Family reunion rental in single-family zoning?

(Utah, USA)

Visitor Question: A 17,000 square foot home is under construction as a "single family residence" in our quiet residential area. It has come to our attention that the owner intends to rent this for large "family reunions" of up to 150 people.

This takes "short term rental" to a whole new level. Clearly this becomes a business venture more on a commercial scale.

The area is surrounded by nicer homes on mainly 5 acre lots surrounding a beautiful river area with owners who purchased for the quiet, peaceful beauty.

What can we as citizens and neighbors of this "residence" do now to prevent this flagrant mis-step in this quiet area before the home is completed and major problems arise, as the owner is mis-representing his intentions to the planning commission and just stating that it is a "single family home."

Editors' Reply:
You do have our sympathies. This is a ridiculous zoning problem for you to have to put up with!

You say that this owner is telling the planning commission that he is building a single family home, but you also say that this large house already is under construction.

This is interesting, because it implies that the owner took out a building permit (or otherwise received permission from the city or town) to build a single family home.

If the property owner now (or since construction started) is appearing before the planning commission, maybe he or she "got caught" after word of the true intention became known, and was sent to the planning commission after the fact to get a rezoning to allow commercial rental.

Be assured that if the zoning question is still under deliberation within your city government, they are under absolutely no obligation to capitulate and give the person the zoning they need in order to rent out the building to large groups.

So you and your neighbors are in a pretty strong position, and you need to make a show of strength and unity by all turning out at the public hearings, creating a petition, and talking and meeting personally with your elected city councilperson (whatever that person may be called in your village, town, or city).

You need to tell that elected official that the fact that the construction is underway just means that the property owner has to use the new building as a single-family home, if that is what the zoning classification allows. Yes, that's impractical, but it's really not the fault of the city or the general public if someone lied in order to get a building permit.

We agree with you fully that renting out a super-large house for family reunions is extremely unlikely to meet your jurisdiction's definition of "single-family" under the zoning ordinance. Look on-line or go to city hall to read the wording in the definitions section.

We think it's very likely that the family reunion rental actually meets the definition of a hotel, motel, or inn under your zoning. This definitional question could be discussed with your city attorney.

By the way, the situation is slightly different if you just got excited or were tired when you were writing, and you intended to say that the statement before the planning commission occurred some time ago before the construction began. Commonly, neighbors think that statements before the planning commission are binding, but that isn't the case.
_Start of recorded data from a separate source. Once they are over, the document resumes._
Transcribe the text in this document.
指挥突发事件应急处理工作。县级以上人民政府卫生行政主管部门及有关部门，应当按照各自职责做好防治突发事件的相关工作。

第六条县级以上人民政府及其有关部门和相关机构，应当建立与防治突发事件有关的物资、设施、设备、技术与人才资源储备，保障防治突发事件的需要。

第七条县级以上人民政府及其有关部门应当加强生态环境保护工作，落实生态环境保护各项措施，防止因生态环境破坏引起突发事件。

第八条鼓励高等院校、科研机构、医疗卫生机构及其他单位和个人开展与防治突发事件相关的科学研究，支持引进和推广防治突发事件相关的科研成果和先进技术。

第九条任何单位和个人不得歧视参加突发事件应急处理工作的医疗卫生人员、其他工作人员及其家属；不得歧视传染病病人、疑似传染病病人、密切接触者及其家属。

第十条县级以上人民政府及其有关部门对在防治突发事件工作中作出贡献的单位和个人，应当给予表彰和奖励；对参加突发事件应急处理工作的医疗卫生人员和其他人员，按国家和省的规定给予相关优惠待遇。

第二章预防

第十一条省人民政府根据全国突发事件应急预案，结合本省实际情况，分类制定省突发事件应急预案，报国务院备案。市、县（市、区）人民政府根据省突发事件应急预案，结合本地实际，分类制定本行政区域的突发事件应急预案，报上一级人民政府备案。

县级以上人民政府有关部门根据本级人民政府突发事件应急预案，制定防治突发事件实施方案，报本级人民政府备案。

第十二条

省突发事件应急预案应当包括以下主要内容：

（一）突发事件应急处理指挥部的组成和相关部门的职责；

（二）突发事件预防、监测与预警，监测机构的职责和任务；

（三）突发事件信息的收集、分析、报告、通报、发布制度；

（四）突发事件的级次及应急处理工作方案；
(Where this property owner may be wrong is in what was said at the time of applying for the building permit, not what was said or not said before the planning commission.)

OK, enough speculation on our part. To answer your question, you can do these things:

1. If the property owner is still trying to obtain zoning that would allow this family reunion rental idea, fight the rezoning.

2. If the owner already has obtained a rezoning that would allow the short-term rental to large groups, you are out of luck, with the possible exception of filing a lawsuit. (This last option would have to be carefully discussed with an attorney, as it might well be unsuccessful.)

3. If the owner took out a building permit for a single-family residence, is not now seeking a rezoning, and denies his or her true intention, your best or only option may be to wait until the lodging is completed and then document by video and note taking how many people are staying there, and when they are coming or going. (Don't trespass while you're collecting this information though.) Then you have to ask your city to enforce their zoning ordinance, taking it political. If they refuse, it would seem likely you have a good lawsuit against the city.

4. If by any chance the city zoning administrator doesn't agree with you and me that renting out to large groups is a commercial venture, your zoning ordinance probably gives you a way to appeal that administrative decision. Typically that appeal would be heard by a zoning board of appeals, or board of adjustment.

Tough situation, but one that you and your neighbors should be able to resolve, unless the party sought and received a rezoning to allow short-term rental zoning.